The opposite of generosity is trying to close somebody down for their style being wrong.
And I know this is tough, you know there’s a lot of relationships in my life where I’m the passionate one and somebody else might be quieter. Or I’m the person who’s very logical in these moments and sometimes when I’m thinking, my eyes furrow like this and I look like I’m disapproving of you but really, this is me just thinking. And people go, “Brendon you’re so disapproving.” I’m like, “I’m thinking over here, dude. I’m sorry, I got to fix these things.”
So you have to know that other people have different styles and when you let other people have their own ideas, their own voice, you are valuing the relationship more than any person being completely right. And once you accept that and anticipate that, you’re generous with trying to meet in the middle and caring for and respecting each other.
Obviously, these are just ideas about how you might be able to improve the fights that you have.

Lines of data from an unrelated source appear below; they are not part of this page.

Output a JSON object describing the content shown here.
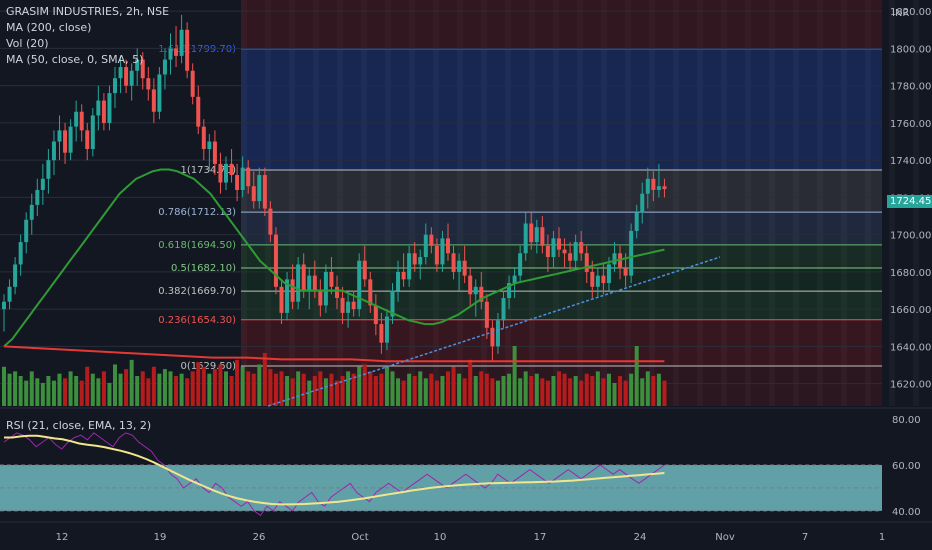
{
  "header": {
    "symbol_line": "GRASIM INDUSTRIES, 2h, NSE",
    "indicators": [
      "MA (200, close)",
      "Vol (20)",
      "MA (50, close, 0, SMA, 5)"
    ]
  },
  "rsi_legend": "RSI (21, close, EMA, 13, 2)",
  "currency": "INR",
  "last_price": "1724.45",
  "colors": {
    "background": "#131722",
    "up": "#26a69a",
    "up_volume": "#3c8f3c",
    "down": "#ef5350",
    "down_volume": "#b71c1c",
    "ma50": "#2e9b34",
    "ma200": "#e53935",
    "trendline": "#4a90e2",
    "rsi_line": "#9c27b0",
    "rsi_ema": "#f0e68c",
    "rsi_band": "#7ecfd6"
  },
  "chart_data": [
    {
      "type": "candlestick",
      "title": "GRASIM INDUSTRIES, 2h, NSE",
      "y_unit": "INR",
      "ylim": [
        1608,
        1826
      ],
      "y_ticks": [
        "1820.00",
        "1800.00",
        "1780.00",
        "1760.00",
        "1740.00",
        "1720.00",
        "1700.00",
        "1680.00",
        "1660.00",
        "1640.00",
        "1620.00"
      ],
      "x_tick_labels": [
        "12",
        "19",
        "26",
        "Oct",
        "10",
        "17",
        "24",
        "Nov",
        "7",
        "1"
      ],
      "last_price": 1724.45,
      "fibonacci": [
        {
          "ratio": "1.618",
          "price": 1799.7,
          "label": "1.618(1799.70)"
        },
        {
          "ratio": "1",
          "price": 1734.7,
          "label": "1(1734.70)"
        },
        {
          "ratio": "0.786",
          "price": 1712.13,
          "label": "0.786(1712.13)"
        },
        {
          "ratio": "0.618",
          "price": 1694.5,
          "label": "0.618(1694.50)"
        },
        {
          "ratio": "0.5",
          "price": 1682.1,
          "label": "0.5(1682.10)"
        },
        {
          "ratio": "0.382",
          "price": 1669.7,
          "label": "0.382(1669.70)"
        },
        {
          "ratio": "0.236",
          "price": 1654.3,
          "label": "0.236(1654.30)"
        },
        {
          "ratio": "0",
          "price": 1629.5,
          "label": "0(1629.50)"
        }
      ],
      "ohlc": [
        [
          1660,
          1668,
          1648,
          1664
        ],
        [
          1664,
          1676,
          1660,
          1672
        ],
        [
          1672,
          1688,
          1668,
          1684
        ],
        [
          1684,
          1700,
          1678,
          1696
        ],
        [
          1696,
          1712,
          1690,
          1708
        ],
        [
          1708,
          1722,
          1700,
          1716
        ],
        [
          1716,
          1730,
          1710,
          1724
        ],
        [
          1724,
          1738,
          1716,
          1730
        ],
        [
          1730,
          1746,
          1722,
          1740
        ],
        [
          1740,
          1756,
          1732,
          1750
        ],
        [
          1750,
          1764,
          1740,
          1756
        ],
        [
          1756,
          1760,
          1738,
          1744
        ],
        [
          1744,
          1762,
          1740,
          1758
        ],
        [
          1758,
          1772,
          1750,
          1766
        ],
        [
          1766,
          1770,
          1750,
          1756
        ],
        [
          1756,
          1760,
          1740,
          1746
        ],
        [
          1746,
          1768,
          1742,
          1764
        ],
        [
          1764,
          1780,
          1756,
          1772
        ],
        [
          1772,
          1776,
          1756,
          1760
        ],
        [
          1760,
          1780,
          1756,
          1776
        ],
        [
          1776,
          1790,
          1768,
          1784
        ],
        [
          1784,
          1796,
          1776,
          1790
        ],
        [
          1790,
          1794,
          1776,
          1780
        ],
        [
          1780,
          1792,
          1772,
          1788
        ],
        [
          1788,
          1800,
          1780,
          1794
        ],
        [
          1794,
          1798,
          1778,
          1784
        ],
        [
          1784,
          1790,
          1772,
          1778
        ],
        [
          1778,
          1784,
          1760,
          1766
        ],
        [
          1766,
          1790,
          1762,
          1786
        ],
        [
          1786,
          1800,
          1778,
          1794
        ],
        [
          1794,
          1808,
          1786,
          1800
        ],
        [
          1800,
          1812,
          1790,
          1796
        ],
        [
          1796,
          1818,
          1792,
          1810
        ],
        [
          1810,
          1814,
          1784,
          1788
        ],
        [
          1788,
          1792,
          1770,
          1774
        ],
        [
          1774,
          1780,
          1754,
          1758
        ],
        [
          1758,
          1762,
          1740,
          1746
        ],
        [
          1746,
          1754,
          1734,
          1750
        ],
        [
          1750,
          1756,
          1732,
          1738
        ],
        [
          1738,
          1744,
          1722,
          1728
        ],
        [
          1728,
          1742,
          1724,
          1738
        ],
        [
          1738,
          1746,
          1728,
          1732
        ],
        [
          1732,
          1738,
          1718,
          1724
        ],
        [
          1724,
          1742,
          1720,
          1736
        ],
        [
          1736,
          1740,
          1722,
          1726
        ],
        [
          1726,
          1734,
          1714,
          1718
        ],
        [
          1718,
          1736,
          1714,
          1732
        ],
        [
          1732,
          1736,
          1710,
          1714
        ],
        [
          1714,
          1718,
          1696,
          1700
        ],
        [
          1700,
          1704,
          1668,
          1672
        ],
        [
          1672,
          1676,
          1652,
          1658
        ],
        [
          1658,
          1680,
          1654,
          1676
        ],
        [
          1676,
          1684,
          1660,
          1664
        ],
        [
          1664,
          1688,
          1660,
          1684
        ],
        [
          1684,
          1690,
          1666,
          1670
        ],
        [
          1670,
          1682,
          1660,
          1678
        ],
        [
          1678,
          1686,
          1666,
          1670
        ],
        [
          1670,
          1676,
          1656,
          1662
        ],
        [
          1662,
          1684,
          1658,
          1680
        ],
        [
          1680,
          1688,
          1668,
          1672
        ],
        [
          1672,
          1678,
          1660,
          1666
        ],
        [
          1666,
          1672,
          1652,
          1658
        ],
        [
          1658,
          1668,
          1650,
          1664
        ],
        [
          1664,
          1670,
          1656,
          1660
        ],
        [
          1660,
          1690,
          1656,
          1686
        ],
        [
          1686,
          1694,
          1672,
          1676
        ],
        [
          1676,
          1680,
          1658,
          1662
        ],
        [
          1662,
          1668,
          1646,
          1652
        ],
        [
          1652,
          1658,
          1636,
          1642
        ],
        [
          1642,
          1660,
          1638,
          1656
        ],
        [
          1656,
          1674,
          1652,
          1670
        ],
        [
          1670,
          1686,
          1664,
          1680
        ],
        [
          1680,
          1690,
          1672,
          1676
        ],
        [
          1676,
          1694,
          1672,
          1690
        ],
        [
          1690,
          1696,
          1680,
          1684
        ],
        [
          1684,
          1692,
          1676,
          1688
        ],
        [
          1688,
          1706,
          1684,
          1700
        ],
        [
          1700,
          1704,
          1690,
          1694
        ],
        [
          1694,
          1698,
          1680,
          1684
        ],
        [
          1684,
          1702,
          1680,
          1698
        ],
        [
          1698,
          1706,
          1686,
          1690
        ],
        [
          1690,
          1694,
          1676,
          1680
        ],
        [
          1680,
          1690,
          1670,
          1686
        ],
        [
          1686,
          1694,
          1674,
          1678
        ],
        [
          1678,
          1682,
          1662,
          1668
        ],
        [
          1668,
          1676,
          1656,
          1672
        ],
        [
          1672,
          1680,
          1660,
          1664
        ],
        [
          1664,
          1668,
          1644,
          1650
        ],
        [
          1650,
          1654,
          1632,
          1640
        ],
        [
          1640,
          1658,
          1636,
          1654
        ],
        [
          1654,
          1670,
          1650,
          1666
        ],
        [
          1666,
          1678,
          1660,
          1674
        ],
        [
          1674,
          1682,
          1666,
          1678
        ],
        [
          1678,
          1694,
          1674,
          1690
        ],
        [
          1690,
          1712,
          1686,
          1706
        ],
        [
          1706,
          1712,
          1692,
          1696
        ],
        [
          1696,
          1708,
          1690,
          1704
        ],
        [
          1704,
          1710,
          1690,
          1694
        ],
        [
          1694,
          1700,
          1680,
          1688
        ],
        [
          1688,
          1702,
          1682,
          1698
        ],
        [
          1698,
          1704,
          1688,
          1692
        ],
        [
          1692,
          1698,
          1682,
          1690
        ],
        [
          1690,
          1696,
          1680,
          1686
        ],
        [
          1686,
          1700,
          1682,
          1696
        ],
        [
          1696,
          1702,
          1686,
          1690
        ],
        [
          1690,
          1694,
          1674,
          1680
        ],
        [
          1680,
          1686,
          1666,
          1672
        ],
        [
          1672,
          1682,
          1666,
          1678
        ],
        [
          1678,
          1684,
          1668,
          1674
        ],
        [
          1674,
          1688,
          1670,
          1684
        ],
        [
          1684,
          1696,
          1680,
          1690
        ],
        [
          1690,
          1694,
          1676,
          1682
        ],
        [
          1682,
          1690,
          1672,
          1678
        ],
        [
          1678,
          1706,
          1674,
          1702
        ],
        [
          1702,
          1716,
          1698,
          1712
        ],
        [
          1712,
          1728,
          1706,
          1722
        ],
        [
          1722,
          1736,
          1714,
          1730
        ],
        [
          1730,
          1734,
          1718,
          1724
        ],
        [
          1724,
          1738,
          1720,
          1726
        ],
        [
          1726,
          1730,
          1720,
          1724.45
        ]
      ],
      "volume": [
        34,
        28,
        30,
        26,
        22,
        30,
        24,
        20,
        26,
        22,
        28,
        24,
        30,
        26,
        22,
        34,
        28,
        24,
        30,
        20,
        36,
        28,
        32,
        40,
        26,
        30,
        24,
        34,
        28,
        32,
        30,
        26,
        28,
        24,
        30,
        38,
        34,
        28,
        32,
        36,
        30,
        26,
        40,
        34,
        30,
        28,
        36,
        46,
        32,
        28,
        30,
        26,
        24,
        30,
        28,
        22,
        26,
        30,
        24,
        28,
        22,
        26,
        30,
        28,
        34,
        36,
        30,
        26,
        28,
        34,
        30,
        24,
        22,
        28,
        26,
        30,
        24,
        28,
        22,
        26,
        30,
        34,
        28,
        24,
        40,
        26,
        30,
        28,
        24,
        22,
        26,
        28,
        52,
        24,
        30,
        26,
        28,
        24,
        22,
        26,
        30,
        28,
        24,
        26,
        22,
        28,
        26,
        30,
        24,
        28,
        20,
        26,
        22,
        28,
        52,
        24,
        30,
        26,
        28,
        22,
        30,
        24,
        26,
        28,
        32,
        24,
        22,
        26,
        28,
        30,
        26,
        24
      ],
      "ma50": [
        1640,
        1644,
        1650,
        1656,
        1662,
        1668,
        1674,
        1680,
        1686,
        1692,
        1698,
        1704,
        1710,
        1716,
        1722,
        1726,
        1730,
        1732,
        1734,
        1735,
        1735,
        1734,
        1732,
        1730,
        1726,
        1722,
        1716,
        1710,
        1704,
        1698,
        1692,
        1686,
        1682,
        1678,
        1674,
        1672,
        1670,
        1670,
        1670,
        1670,
        1670,
        1670,
        1668,
        1666,
        1664,
        1662,
        1660,
        1658,
        1656,
        1654,
        1653,
        1652,
        1652,
        1653,
        1655,
        1657,
        1660,
        1663,
        1666,
        1668,
        1670,
        1672,
        1674,
        1675,
        1676,
        1677,
        1678,
        1679,
        1680,
        1681,
        1682,
        1683,
        1684,
        1685,
        1686,
        1687,
        1688,
        1689,
        1690,
        1691,
        1692
      ],
      "ma200": [
        1640,
        1639,
        1638,
        1637,
        1636,
        1635,
        1634,
        1634,
        1633,
        1633,
        1633,
        1632,
        1632,
        1632,
        1632,
        1632,
        1632,
        1632,
        1632,
        1632
      ],
      "trendline": {
        "from": [
          1608,
          "26"
        ],
        "to": [
          1688,
          "24"
        ]
      },
      "rsi": {
        "label": "RSI (21, close, EMA, 13, 2)",
        "ylim": [
          36,
          84
        ],
        "y_ticks": [
          "80.00",
          "60.00",
          "40.00"
        ],
        "band": [
          40,
          60
        ],
        "values": [
          70,
          72,
          74,
          73,
          71,
          68,
          70,
          72,
          69,
          67,
          70,
          72,
          73,
          71,
          74,
          72,
          70,
          68,
          72,
          74,
          73,
          70,
          68,
          66,
          62,
          60,
          56,
          54,
          50,
          52,
          54,
          50,
          48,
          52,
          50,
          46,
          44,
          42,
          44,
          40,
          38,
          42,
          40,
          44,
          42,
          40,
          44,
          46,
          48,
          44,
          42,
          46,
          48,
          50,
          52,
          48,
          46,
          44,
          48,
          50,
          52,
          50,
          48,
          50,
          52,
          54,
          56,
          54,
          52,
          50,
          52,
          54,
          56,
          54,
          52,
          50,
          52,
          56,
          54,
          52,
          54,
          56,
          58,
          56,
          54,
          52,
          54,
          56,
          58,
          56,
          54,
          56,
          58,
          60,
          58,
          56,
          58,
          56,
          54,
          52,
          54,
          56,
          58,
          60
        ],
        "ema": [
          72,
          72,
          72.5,
          72.8,
          72.8,
          72.2,
          71.6,
          71.2,
          70.4,
          69.4,
          68.8,
          68.4,
          67.8,
          67,
          66.2,
          65.2,
          64,
          62.6,
          61,
          59.2,
          57.4,
          55.6,
          53.8,
          52.2,
          50.6,
          49,
          47.6,
          46.4,
          45.4,
          44.6,
          43.9,
          43.4,
          43,
          42.8,
          42.8,
          42.9,
          43,
          43.2,
          43.4,
          43.7,
          44,
          44.4,
          44.9,
          45.4,
          46,
          46.6,
          47.2,
          47.8,
          48.4,
          49,
          49.5,
          50,
          50.4,
          50.8,
          51.1,
          51.4,
          51.6,
          51.8,
          52,
          52.1,
          52.2,
          52.3,
          52.4,
          52.5,
          52.6,
          52.7,
          52.8,
          53,
          53.2,
          53.5,
          53.8,
          54.1,
          54.4,
          54.7,
          55,
          55.3,
          55.6,
          55.9,
          56.2,
          56.5
        ]
      }
    }
  ]
}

If you’d like some more tips on how to have good relationships, make sure you check out my YouTube channel. Just type in my name, type in relationships, I’m sure a bunch of videos will come up for you. We talk about this topic quite a bit. I appreciate you watching this one. I know it can hook. I know there’s probably a lot of emotional triggers happening in your own life as I’m talking about this and you’re already thinking about somebody you’re mad at. I hope that you’ll revisit this and learn to breathe and hold and be generous and improve your relationships because at the end of our lives, the quality of our life is reflected by how we felt the quality of our relationships were. So if we can handle this one part a little better moving forward, I think you’ll feel much more like you really lived, you really loved, and you really made a difference.